Orlando City Commissioner Patty Sheehan (right) embraces Terry DeCarlo, an Orlando gay-rights advocate, as they arrive on the scene of a mass shooting in Orlando, Florida, yesterday. A gunman wielding an assault-type rifle and a handgun opened fire inside a crowded gay nightclub early Sunday, before dying in a gunfight with SWAT officers, police said. It was the worst mass shooting in American history.

A mass shooting in Florida, described as the worst in United States history, that has left 50 people dead and 53 wounded, has prompted Prime Minister Andrew Holness to write to United States Ambassador Luis G. Moreno to express condolences and show solidarity.

In his letter, Prime Minister Holness said: "The people of Jamaica have been good friends and supporters of the people of the United States of America. You have stood with us constantly throughout our history and we stand with you today as you grieve and seek answers."

He added: "The world must finally deal with terrorism and gun violence, which continues to scar our quest for peace and brotherhood among peoples. The people of the United States of America are constantly in our prayers as we have been in yours in our times of tragedy and pain. We stand together with you as brothers and sisters committed to a better world for our peoples."
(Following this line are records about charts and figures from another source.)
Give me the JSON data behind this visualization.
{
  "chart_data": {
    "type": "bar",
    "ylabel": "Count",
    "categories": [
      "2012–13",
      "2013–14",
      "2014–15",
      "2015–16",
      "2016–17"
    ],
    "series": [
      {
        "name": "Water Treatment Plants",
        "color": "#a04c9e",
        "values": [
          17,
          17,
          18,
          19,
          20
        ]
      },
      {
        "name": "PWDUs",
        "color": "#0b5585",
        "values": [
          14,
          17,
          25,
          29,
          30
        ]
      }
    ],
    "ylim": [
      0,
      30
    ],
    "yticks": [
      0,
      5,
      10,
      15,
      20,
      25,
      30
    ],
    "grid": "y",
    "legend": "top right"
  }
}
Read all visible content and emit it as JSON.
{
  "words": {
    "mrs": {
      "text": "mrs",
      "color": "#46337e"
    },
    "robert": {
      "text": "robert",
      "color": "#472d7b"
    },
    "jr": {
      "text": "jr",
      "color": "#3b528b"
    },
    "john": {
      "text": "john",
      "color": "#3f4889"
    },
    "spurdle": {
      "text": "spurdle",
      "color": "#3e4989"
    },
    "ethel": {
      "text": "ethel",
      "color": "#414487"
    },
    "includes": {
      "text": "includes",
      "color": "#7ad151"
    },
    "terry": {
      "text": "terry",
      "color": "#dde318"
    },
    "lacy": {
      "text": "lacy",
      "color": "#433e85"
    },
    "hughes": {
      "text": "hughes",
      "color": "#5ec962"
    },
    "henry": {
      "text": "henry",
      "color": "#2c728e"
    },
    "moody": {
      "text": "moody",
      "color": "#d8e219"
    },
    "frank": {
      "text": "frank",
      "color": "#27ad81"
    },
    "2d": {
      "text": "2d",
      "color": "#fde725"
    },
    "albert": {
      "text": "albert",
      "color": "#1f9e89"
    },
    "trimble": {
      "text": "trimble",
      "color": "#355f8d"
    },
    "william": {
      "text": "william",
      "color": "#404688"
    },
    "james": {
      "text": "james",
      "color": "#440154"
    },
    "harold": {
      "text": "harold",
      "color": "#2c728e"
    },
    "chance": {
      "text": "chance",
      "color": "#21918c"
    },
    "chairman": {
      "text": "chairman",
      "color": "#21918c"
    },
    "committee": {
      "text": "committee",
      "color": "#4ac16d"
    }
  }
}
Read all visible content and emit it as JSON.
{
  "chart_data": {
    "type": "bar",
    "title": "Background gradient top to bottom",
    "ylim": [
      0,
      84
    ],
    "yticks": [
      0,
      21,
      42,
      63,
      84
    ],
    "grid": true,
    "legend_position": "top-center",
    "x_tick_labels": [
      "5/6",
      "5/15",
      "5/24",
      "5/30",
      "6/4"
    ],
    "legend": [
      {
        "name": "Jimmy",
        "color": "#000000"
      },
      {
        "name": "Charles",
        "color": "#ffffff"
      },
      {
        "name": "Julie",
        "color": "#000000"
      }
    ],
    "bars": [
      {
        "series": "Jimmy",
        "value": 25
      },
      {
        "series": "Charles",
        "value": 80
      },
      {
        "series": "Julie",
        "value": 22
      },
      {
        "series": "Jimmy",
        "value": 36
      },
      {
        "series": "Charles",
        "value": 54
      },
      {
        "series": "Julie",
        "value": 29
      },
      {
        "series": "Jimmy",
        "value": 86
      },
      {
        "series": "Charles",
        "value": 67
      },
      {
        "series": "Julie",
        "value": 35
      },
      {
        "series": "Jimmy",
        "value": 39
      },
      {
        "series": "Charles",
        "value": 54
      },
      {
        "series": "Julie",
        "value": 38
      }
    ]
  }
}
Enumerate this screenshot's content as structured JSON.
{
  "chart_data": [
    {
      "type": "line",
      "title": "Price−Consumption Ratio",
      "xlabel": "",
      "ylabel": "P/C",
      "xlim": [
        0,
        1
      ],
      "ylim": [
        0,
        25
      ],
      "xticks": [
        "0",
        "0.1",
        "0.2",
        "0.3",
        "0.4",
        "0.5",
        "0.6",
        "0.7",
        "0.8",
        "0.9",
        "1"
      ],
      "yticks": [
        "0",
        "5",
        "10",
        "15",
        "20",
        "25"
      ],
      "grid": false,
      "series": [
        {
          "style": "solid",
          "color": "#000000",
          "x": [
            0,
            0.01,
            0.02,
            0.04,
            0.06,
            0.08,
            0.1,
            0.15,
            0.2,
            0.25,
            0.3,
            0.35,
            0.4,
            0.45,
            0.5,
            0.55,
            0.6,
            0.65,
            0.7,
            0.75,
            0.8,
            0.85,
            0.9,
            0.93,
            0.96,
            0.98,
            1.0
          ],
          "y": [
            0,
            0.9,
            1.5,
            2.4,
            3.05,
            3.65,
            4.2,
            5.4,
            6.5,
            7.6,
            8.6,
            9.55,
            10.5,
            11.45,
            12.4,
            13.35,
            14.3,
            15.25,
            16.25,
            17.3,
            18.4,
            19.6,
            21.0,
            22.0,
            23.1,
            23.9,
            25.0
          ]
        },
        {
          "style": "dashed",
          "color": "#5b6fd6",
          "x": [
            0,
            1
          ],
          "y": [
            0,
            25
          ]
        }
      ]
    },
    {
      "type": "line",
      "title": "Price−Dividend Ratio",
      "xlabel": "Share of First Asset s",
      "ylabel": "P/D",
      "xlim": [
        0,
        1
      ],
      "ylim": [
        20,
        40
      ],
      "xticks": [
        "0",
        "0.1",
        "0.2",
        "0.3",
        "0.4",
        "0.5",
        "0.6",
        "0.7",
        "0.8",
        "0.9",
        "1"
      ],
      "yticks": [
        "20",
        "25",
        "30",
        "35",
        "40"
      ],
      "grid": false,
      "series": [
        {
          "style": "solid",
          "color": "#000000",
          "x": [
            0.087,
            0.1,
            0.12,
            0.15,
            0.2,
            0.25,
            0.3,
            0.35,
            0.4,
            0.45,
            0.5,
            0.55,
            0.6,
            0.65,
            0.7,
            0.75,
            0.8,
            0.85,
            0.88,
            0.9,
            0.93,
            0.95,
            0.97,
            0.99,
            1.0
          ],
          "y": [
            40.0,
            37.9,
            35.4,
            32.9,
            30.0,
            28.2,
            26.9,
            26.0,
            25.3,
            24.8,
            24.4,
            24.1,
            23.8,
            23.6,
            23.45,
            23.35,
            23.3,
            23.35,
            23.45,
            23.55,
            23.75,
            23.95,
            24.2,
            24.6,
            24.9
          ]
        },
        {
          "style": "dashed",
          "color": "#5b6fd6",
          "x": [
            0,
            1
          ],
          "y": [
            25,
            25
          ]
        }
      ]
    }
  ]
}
In a statement released by the Office of the Prime Minister in the aftermath of the shooting, which occurred at a gay nightclub early Sunday morning, Holness extended condolences to the people of the United States.

"We are working with our United States partners to reduce the influx of guns into Jamaica as they, too, are constantly reminded of the impact of gun violence on their society," he said.




Turning its attention to Jamaica, the prime minister noted that the Government is working with the police and the army to deal with the issue of gun violence in the island.

The prime minister's statement was coming a day after the police revealed that they and the army would be mounting more police-military operations in the western end of the island.

Last week, stakeholders examining the first 100 days of the current administration noted that they were not seeing enough urgency in its attempts to seek solutions to crime.

At the same time, police statistics revealed that with less than six months gone in the year, St James had already recorded more than 100 murders, a spike when compared to the similar period last year.

Yesterday, Holness called for an end to gun violence and affirmed the Government's commitment to bring crime under control.